The Inorganic and Amino Acid Composition of Some Lamellibranch Muscles

Abstract

1. Measurements have been made of the inorganic ion and free amino acid content of a number of lamellibranch muscles. The volumes of extracellular fluid in the muscles have also been determined so that the intracellular concentrations can be calculated. 2. The fast portion of the adductor muscle of Pecten contains about 160 mM. K/kg. fibre water and only 43 mM. Na/kg. fibre water and 34 mM. Cl/kg. fibre water. The potassium and chloride are approximately in a Donnan equilibrium with the potassium and chloride in the blood. 3. In the slow portion of the adductor muscle of Pecten and in the two parts of the adductor and in the byssus retractor of Mytilus, the concentrations of potassium in the fibres are from 150 to 160 mM./kg fibre water, of sodium 73 to 95 mM./kg. fibre water and chloride 94 to 152 mM./kg. fibre water.

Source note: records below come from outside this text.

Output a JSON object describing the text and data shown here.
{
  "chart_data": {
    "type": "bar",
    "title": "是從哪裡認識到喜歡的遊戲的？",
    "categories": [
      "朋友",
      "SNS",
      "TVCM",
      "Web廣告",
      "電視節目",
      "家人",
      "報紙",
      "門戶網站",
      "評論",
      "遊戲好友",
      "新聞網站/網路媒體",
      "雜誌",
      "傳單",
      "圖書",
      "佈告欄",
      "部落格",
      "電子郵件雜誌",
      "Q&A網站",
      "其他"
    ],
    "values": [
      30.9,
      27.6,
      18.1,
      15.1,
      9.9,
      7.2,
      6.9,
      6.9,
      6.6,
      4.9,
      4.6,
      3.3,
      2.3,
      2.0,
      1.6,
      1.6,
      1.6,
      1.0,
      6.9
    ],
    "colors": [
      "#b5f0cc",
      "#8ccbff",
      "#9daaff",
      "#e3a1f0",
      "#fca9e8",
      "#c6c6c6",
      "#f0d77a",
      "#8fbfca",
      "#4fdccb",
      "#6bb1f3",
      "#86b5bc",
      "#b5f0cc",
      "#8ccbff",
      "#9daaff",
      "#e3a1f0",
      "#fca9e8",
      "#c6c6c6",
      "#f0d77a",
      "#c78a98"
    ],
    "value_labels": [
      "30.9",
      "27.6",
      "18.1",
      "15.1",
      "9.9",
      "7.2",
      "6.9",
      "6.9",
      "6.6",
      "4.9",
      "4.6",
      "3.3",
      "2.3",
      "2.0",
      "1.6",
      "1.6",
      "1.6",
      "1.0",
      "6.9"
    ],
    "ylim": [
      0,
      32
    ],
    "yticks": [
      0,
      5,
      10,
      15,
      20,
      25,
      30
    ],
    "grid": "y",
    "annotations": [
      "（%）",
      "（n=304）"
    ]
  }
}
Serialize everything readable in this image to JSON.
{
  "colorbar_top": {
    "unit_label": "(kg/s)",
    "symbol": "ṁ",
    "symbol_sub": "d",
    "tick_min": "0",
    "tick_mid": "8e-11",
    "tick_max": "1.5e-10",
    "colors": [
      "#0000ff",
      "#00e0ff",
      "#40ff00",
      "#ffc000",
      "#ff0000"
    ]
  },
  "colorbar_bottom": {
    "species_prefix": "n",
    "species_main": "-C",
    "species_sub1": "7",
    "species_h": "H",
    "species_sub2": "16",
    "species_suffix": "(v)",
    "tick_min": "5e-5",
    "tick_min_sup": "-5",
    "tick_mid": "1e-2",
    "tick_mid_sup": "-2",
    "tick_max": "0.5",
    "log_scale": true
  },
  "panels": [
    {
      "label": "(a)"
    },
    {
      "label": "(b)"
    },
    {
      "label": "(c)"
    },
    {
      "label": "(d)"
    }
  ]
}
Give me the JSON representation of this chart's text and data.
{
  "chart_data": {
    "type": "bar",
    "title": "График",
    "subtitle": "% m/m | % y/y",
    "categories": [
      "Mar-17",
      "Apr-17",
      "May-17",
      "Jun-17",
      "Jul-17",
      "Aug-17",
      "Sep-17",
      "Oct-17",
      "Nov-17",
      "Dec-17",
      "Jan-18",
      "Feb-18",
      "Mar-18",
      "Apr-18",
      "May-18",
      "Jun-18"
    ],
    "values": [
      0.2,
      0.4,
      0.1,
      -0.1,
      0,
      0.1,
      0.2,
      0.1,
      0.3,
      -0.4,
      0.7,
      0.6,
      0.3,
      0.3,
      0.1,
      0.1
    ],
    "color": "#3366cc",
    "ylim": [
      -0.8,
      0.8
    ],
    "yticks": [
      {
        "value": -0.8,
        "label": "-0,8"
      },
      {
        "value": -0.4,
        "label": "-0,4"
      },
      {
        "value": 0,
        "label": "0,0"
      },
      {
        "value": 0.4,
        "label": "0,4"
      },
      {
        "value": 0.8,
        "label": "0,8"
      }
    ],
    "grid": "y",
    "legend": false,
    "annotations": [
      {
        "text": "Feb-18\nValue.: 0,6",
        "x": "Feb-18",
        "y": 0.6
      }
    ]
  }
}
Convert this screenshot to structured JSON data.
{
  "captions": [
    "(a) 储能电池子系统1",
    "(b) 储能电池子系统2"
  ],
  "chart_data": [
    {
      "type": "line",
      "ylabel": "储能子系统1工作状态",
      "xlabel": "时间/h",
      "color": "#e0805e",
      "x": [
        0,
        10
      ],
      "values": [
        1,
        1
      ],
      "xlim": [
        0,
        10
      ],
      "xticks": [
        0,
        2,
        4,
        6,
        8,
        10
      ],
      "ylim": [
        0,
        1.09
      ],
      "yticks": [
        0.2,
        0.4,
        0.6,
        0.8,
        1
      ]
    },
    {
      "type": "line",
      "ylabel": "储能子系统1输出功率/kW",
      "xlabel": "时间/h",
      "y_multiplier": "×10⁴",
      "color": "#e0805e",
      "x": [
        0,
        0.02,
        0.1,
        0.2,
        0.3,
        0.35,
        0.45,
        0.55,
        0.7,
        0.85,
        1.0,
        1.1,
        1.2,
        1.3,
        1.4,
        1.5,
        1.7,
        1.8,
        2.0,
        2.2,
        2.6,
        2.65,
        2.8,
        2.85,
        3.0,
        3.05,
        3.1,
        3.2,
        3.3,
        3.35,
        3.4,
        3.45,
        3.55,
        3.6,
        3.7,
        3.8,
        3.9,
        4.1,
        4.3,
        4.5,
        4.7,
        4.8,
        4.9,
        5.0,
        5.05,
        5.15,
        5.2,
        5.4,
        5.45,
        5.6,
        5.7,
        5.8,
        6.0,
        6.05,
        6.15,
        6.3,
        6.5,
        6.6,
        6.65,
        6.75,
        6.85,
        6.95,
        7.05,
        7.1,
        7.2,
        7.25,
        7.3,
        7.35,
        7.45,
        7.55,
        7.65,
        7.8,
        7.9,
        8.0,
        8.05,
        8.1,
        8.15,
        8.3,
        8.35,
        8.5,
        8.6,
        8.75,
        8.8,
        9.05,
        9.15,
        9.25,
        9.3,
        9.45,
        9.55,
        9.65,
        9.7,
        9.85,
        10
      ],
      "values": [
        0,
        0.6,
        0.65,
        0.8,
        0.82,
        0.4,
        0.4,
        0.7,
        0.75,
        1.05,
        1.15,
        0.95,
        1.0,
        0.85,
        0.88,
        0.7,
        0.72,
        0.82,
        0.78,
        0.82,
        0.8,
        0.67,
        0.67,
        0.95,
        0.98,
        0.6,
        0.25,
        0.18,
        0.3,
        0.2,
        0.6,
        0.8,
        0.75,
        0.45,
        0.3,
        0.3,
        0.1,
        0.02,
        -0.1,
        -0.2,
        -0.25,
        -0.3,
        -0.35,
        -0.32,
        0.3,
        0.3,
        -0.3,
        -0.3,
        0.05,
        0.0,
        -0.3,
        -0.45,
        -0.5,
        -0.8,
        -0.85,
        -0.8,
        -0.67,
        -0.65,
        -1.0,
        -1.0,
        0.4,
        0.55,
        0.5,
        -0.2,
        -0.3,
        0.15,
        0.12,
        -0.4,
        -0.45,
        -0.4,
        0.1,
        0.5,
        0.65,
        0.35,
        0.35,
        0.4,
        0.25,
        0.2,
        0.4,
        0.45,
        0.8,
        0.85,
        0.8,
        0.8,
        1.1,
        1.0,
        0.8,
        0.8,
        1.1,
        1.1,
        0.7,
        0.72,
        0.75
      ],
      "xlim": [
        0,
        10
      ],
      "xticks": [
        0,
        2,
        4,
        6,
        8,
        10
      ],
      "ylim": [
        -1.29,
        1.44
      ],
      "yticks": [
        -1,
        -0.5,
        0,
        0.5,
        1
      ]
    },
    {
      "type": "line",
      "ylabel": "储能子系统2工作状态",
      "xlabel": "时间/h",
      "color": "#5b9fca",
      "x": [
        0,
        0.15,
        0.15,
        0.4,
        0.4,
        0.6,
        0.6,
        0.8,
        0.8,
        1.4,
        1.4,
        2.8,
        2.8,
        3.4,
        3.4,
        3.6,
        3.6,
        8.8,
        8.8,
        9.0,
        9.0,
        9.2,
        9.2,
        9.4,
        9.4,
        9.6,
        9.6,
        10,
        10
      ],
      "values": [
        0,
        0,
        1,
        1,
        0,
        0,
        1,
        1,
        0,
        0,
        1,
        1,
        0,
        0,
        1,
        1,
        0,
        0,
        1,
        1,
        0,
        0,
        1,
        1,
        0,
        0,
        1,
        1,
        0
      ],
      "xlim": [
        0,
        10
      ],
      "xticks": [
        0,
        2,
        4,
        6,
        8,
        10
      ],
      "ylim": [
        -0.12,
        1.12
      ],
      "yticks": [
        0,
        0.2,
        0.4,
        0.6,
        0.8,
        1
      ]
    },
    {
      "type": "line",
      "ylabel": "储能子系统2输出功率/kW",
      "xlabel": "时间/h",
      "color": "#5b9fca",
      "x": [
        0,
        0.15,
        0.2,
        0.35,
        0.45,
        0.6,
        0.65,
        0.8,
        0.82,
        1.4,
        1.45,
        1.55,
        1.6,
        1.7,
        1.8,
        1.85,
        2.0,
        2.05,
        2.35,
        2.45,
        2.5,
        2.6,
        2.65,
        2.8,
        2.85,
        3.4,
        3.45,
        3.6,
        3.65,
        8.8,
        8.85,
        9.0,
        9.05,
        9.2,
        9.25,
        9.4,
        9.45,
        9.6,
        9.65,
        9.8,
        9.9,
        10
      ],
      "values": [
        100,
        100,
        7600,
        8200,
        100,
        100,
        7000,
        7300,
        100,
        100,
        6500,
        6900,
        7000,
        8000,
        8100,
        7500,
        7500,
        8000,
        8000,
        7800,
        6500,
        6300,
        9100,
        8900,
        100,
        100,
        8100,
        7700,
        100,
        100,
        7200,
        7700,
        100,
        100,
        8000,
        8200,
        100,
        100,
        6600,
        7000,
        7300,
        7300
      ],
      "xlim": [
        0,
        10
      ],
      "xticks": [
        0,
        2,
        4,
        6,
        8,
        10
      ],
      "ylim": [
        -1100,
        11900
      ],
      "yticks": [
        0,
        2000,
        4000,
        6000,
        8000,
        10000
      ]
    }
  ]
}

The potassium and chloride in the fibres are not in a Donnan equilibrium with the potassium and chloride in the blood. 4. The fast and slow fibres of the adductor muscles of Anodonta contain 21 and 17 mM./kg. fibre water of potassium respectively, 5·3 and 7·2 mM./kg. fibre water of sodium, and 2·4 and 5·4 mM./kg. fibre water of chloride. The potassium and chloride in the fibres is not in a Donnan equilibrium with the potassium and chloride in the blood. 5. The fast fibres of Mytilus adductor contain 295 mM./kg. fibre water of free amino acids and 39 mM./kg. fibre water of acid-soluble phosphate compounds. The fast fibres of Anodonta adductor contain only 11 mM./kg. fibre water of amino acids and 19·8 mM./kg. fibre water of phosphate compounds. 6. Mytilus muscles fibres adapt to a reduced blood concentration, partly by an increase in water content and partly by a reduction in the sodium, chloride and free amino acid content. 7. Anodonta muscle fibres adapt to an increased blood concentration, partly by a reduction in the water content and partly by an increased sodium and chloride content. 8. The significance of these results is discussed. It is concluded that the ionic contents of the lamellibranch smooth muscles are consistent with equilibria systems in which the permeability to sodium is significant compared with the permeability to potassium and in which both a sodium and a potassium pump operate.